The Supreme Court acknowledged that
“ Ragging has for too long been cruel, inhuman and degrading. Our society has been unable to deal with the root causes of ragging, and the anxieties, fears and frustrations of youth on which ragging has fed and flourished. Ragging warrants severe and deterrent punishment.”
However, the Court went on to state that such punishments must be just and commensurate with the offence.
“ It cannot be a cruel or inhuman over reaction to the problem” their Justices said.
It was these provisions on mandatory minimum sentences that the Court ruled infringed the right to freedom from cruel, inhuman or degrading treatment requiring them to be passed not only by a special majority in parliament but also by the people at a Referendum. The fact that the Bill imposed lifelong disability in entering any other higher educational institution on students convicted of ragging but did not impose similar disabilities on staff members guilty of the same offence was also said by the Court to violate the right to equality.
The other main ground on which objection was raised, again related to judicial discretion being taken away, this time in relation to bail. The Bill specified that a suspect accused of ragging be compulsorily remanded for a period of six months, with no judge being given the power to grant bail even in exceptional circumstances. This provision was conceded by state counsel in court to be unique in that similar provisions do not exist in any other law in Sri Lanka. Here again, it was recommended that the decision whether to remand an alleged offender or release him on bail be left in the hands of the trial judge.
Responding to the Supreme Court decision, Parliament on Wednesday made the necessary amendments and passed the Bill. All references to mandatory minimum punishments were deleted and discretion to grant bail vested in a judicial officer. It is interesting to note that while ragging has been redefined to exclude embarrassment, the fact that it could encompass verbal abuse has also been deleted, by the House in an abundance of caution. Meanwhile, the disability imposed on university students convicted of ragging in not being able to enter another higher educational institution has also been removed.
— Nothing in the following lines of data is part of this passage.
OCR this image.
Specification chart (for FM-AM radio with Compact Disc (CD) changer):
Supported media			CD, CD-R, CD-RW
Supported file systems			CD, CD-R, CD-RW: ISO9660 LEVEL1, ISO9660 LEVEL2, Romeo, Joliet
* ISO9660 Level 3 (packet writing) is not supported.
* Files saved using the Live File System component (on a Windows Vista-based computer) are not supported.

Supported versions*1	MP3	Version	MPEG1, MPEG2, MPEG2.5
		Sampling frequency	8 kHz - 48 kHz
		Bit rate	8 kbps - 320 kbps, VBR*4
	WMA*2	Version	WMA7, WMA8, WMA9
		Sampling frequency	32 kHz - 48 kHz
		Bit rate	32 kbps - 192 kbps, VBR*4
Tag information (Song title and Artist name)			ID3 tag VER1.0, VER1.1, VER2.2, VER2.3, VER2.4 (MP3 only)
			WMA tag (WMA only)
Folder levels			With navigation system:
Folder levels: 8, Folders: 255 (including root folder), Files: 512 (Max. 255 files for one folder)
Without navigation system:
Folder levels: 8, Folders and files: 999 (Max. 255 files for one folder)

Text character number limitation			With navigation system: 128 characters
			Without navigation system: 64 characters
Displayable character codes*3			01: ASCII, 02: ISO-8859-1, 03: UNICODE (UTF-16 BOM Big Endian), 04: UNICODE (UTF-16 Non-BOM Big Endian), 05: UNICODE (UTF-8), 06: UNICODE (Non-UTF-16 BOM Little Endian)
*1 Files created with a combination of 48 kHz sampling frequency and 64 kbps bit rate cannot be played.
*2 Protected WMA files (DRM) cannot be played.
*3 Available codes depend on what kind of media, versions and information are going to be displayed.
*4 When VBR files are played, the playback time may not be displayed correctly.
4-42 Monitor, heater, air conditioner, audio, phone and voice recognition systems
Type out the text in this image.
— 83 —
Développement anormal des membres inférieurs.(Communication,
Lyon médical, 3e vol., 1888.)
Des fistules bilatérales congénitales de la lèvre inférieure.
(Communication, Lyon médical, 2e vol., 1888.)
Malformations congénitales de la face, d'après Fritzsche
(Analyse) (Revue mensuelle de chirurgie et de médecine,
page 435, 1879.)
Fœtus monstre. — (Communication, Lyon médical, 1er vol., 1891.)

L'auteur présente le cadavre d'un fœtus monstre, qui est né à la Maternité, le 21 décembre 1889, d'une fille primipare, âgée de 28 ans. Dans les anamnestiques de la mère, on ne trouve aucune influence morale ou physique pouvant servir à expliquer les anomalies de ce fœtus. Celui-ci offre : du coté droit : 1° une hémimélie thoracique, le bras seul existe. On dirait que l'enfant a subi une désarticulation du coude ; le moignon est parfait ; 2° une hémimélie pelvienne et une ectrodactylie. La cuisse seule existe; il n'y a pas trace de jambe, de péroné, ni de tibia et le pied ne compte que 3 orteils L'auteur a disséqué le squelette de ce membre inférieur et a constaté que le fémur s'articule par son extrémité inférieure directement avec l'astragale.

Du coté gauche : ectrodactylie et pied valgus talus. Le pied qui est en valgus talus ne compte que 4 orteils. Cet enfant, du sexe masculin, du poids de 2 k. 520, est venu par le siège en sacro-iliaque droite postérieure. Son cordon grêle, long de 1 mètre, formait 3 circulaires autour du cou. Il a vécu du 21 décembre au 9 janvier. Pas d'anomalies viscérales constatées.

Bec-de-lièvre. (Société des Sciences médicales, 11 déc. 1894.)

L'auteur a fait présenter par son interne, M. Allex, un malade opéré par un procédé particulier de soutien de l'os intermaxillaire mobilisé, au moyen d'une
The passing of the Bill is however of small import. There are greater issues here. Like in the Broadcasting Authority Bill case, the acknowledgement of counsel appearing for the state in court that certain provisions of the Bill were clearly illegal raises the question as to how such obviously flawed provisions pass by the filtering mechanisms of expert committees, the Attorney General’s Department and the Legal Draftsman’s Department.
That this Bill was challenged within that all important one week period was due to its controversial nature. Other similarly unconstitutional bills are passed with impunity and with citizens having no knowledge of them being placed on the Order Paper of the House. That stricter monitoring mechanisms have to be set up is obvious. That the law has to be changed is even more obvious.